LinkedIn is anything but boring, however. Its value as a way to establish and further business relationships is unparalleled, thanks to the unique services it offers. If you signed up long ago and forgot about it, I recommend you take another look.
Like any social network, LinkedIn has personal profiles, groups, and the concept of “friends,” which it calls “connections.” Its most distinctive feature is based on these connections: a six-degrees-of-separation structure that enables members to connect to people they don’t necessarily know through intermediaries within their trusted circle. It’s the online equivalent of arranging an introduction.
Personally, I don’t find this feature all that useful, but connections are the core of other LinkedIn features that I do like.
One is Answers, a section where members can post their questions about nearly anything to a select group of connections or to the entire membership. Answers is a great way to get questions resolved quickly, but it’s also a means to expose your skills. Believe it or not, some people answer more than 200 questions a week on LinkedIn. One reason for their generosity: the site enables members to rate the quality of responses and showcases the most prolific contributors in a Hall of Fame section (the all-time leader has answered an incredible 14,000 questions).
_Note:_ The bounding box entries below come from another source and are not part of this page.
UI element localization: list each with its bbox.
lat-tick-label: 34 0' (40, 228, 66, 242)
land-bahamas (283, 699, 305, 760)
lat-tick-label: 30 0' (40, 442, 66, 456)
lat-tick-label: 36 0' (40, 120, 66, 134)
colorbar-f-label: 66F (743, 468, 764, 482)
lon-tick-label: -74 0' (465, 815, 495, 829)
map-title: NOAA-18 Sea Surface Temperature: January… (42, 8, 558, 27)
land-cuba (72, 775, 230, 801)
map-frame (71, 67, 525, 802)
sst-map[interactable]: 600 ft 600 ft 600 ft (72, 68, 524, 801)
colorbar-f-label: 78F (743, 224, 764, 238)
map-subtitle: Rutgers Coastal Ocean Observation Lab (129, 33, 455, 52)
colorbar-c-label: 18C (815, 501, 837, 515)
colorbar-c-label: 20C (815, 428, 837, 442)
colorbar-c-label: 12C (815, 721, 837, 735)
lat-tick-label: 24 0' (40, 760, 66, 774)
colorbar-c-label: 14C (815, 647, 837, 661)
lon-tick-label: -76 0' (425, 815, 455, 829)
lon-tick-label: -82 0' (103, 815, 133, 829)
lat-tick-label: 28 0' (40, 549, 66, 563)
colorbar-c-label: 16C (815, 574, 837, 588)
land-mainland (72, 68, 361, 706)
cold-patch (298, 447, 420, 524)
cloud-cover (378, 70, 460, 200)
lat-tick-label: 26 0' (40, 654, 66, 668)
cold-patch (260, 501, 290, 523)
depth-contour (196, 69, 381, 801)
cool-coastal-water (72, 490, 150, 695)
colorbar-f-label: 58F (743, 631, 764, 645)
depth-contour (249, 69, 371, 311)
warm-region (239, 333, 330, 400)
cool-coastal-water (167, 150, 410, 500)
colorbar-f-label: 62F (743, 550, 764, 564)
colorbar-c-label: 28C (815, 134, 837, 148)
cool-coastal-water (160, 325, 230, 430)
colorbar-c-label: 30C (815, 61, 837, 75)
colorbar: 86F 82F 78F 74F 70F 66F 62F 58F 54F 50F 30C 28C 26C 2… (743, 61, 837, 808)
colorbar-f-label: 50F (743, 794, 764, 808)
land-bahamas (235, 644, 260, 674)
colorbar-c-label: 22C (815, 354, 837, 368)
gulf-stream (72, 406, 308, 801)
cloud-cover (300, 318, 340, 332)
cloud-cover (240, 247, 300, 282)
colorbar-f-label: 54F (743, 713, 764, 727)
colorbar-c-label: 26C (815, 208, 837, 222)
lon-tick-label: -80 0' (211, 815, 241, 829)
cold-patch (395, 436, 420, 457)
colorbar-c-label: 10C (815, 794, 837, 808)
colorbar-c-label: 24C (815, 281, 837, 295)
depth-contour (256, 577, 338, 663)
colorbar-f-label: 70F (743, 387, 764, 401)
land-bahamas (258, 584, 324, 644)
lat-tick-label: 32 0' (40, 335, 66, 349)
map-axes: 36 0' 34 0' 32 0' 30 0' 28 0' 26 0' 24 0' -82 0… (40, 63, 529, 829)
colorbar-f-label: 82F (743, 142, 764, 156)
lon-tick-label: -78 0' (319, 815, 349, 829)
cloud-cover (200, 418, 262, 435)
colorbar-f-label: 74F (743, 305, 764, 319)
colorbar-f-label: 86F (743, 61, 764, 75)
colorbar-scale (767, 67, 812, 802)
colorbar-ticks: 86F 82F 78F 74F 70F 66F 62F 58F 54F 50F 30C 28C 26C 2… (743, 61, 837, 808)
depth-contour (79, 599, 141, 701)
LinkedIn is also unparalleled in its database of company information, but it takes a bottoms-up approach, focusing not on corporate leadership but rather on individual employees. If you need to find a specific person within a company or just check out a potential partner or employer, you can go in through the back door by consulting current employees. LinkedIn will tell you if you have a direct or second-degree connection to the people you seek.
Job listings go beyond the standard titles and description to provide contact information for people within the companies that advertise opportunities. If a job interests you, you can click through to find out who you know at the company and then contact that person for insight or a referral.
LinkedIn also excels at search engine performance. Its public profiles do so well on Google that they frequently outrank personal websites in search results. I don’t know the secret, but I suspect that the site’s system of internal links is partially responsible. This alone is enough reason to set up your personal profile.
Given all this career-boosting utility, it’s not surprising that traffic to LinkedIn reportedly doubled in the weeks following the stock market meltdown. Members can brush up their personal profiles by swapping recommendations with others, updating their qualifications and showcasing their expertise through integrated applications. Unlike Facebook, LinkedIn keeps a tight rein on the applications it chooses to support, limiting the current selection to just 10 business-focused services.
While LinkedIn doesn’t have nearly the membership numbers of Facebook, its business focus is an advantage. The CEO was recently quoted saying that the demographics of LinkedIn members are better than those of Wall Street Journal subscribers. In troubled times, that’s a very good place to be.